Возможно, – задумчиво проговорил папа. – Однако, что конкретно он пишет? Цели, задачи, люди, которых он посылает? Кто они?
– Цели – неподвластные простым смертным, – с явным неодобрением сказал кардинал. – В особенности рыцарям, которым не слишком по душе аскетическая жизнь. И – самое забавное – эта горстка людей призвана малым числом совершить такие подвиги, которые способны затмить славу самого Годфруа Буйонского! – кардинал позволил себе даже тихо засмеяться.

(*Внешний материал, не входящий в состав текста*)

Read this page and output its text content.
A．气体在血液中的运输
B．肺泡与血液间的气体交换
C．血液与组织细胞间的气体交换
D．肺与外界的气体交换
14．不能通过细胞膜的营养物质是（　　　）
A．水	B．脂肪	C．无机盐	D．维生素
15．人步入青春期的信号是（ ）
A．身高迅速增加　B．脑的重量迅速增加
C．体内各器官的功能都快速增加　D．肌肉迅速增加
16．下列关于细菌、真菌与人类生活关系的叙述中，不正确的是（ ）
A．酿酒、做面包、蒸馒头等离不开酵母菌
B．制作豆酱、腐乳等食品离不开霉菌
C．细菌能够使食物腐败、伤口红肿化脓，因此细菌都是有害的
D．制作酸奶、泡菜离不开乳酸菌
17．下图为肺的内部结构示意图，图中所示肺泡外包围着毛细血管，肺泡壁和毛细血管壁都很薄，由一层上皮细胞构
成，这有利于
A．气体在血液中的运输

– В этом мало забавного, а много разумного, – промолвил папа. – Если одиночки, особенно благочестивые, совершают великие дела – во славу Святой Церкви, то они способны развернуть ход истории в угодном нам направлении. К сожалению, подобное случается крайне редко.
– Вот именно, – охотно поддержал кардинал. – Мечты!
– Мечты, исполненные Веры – исполняются. Я хочу знать имена этих людей.
– Сейчас, – поспешно сказал кардинал, доставая из сутаны свиток. Он развернул его, быстро пробежал глазами. – Вот. Приор пишет, что он направляет в Святую Землю три группы рыцарей, три экспедиции. Во главе каждой из них – выбранный им специально для этой цели рыцарь, славящийся благочестием и уважением. Лишь эти трое посвящены в истинные цели похода в Палестину. С каждым из них аббат беседовал лично и облек их своим особым доверием. Никто из них не знаком друг с другом. Группы немногочисленны – по восемь-десять человек в каждой. Все они направляются разными маршрутами. Трех предводителей зовут… сейчас… Вот. Филипп Комбефиз. Гуго де Пейн. И Робер де Фабро. Очевидно, это не слишком знатные и богатые рыцари, поскольку их имена мне неизвестны.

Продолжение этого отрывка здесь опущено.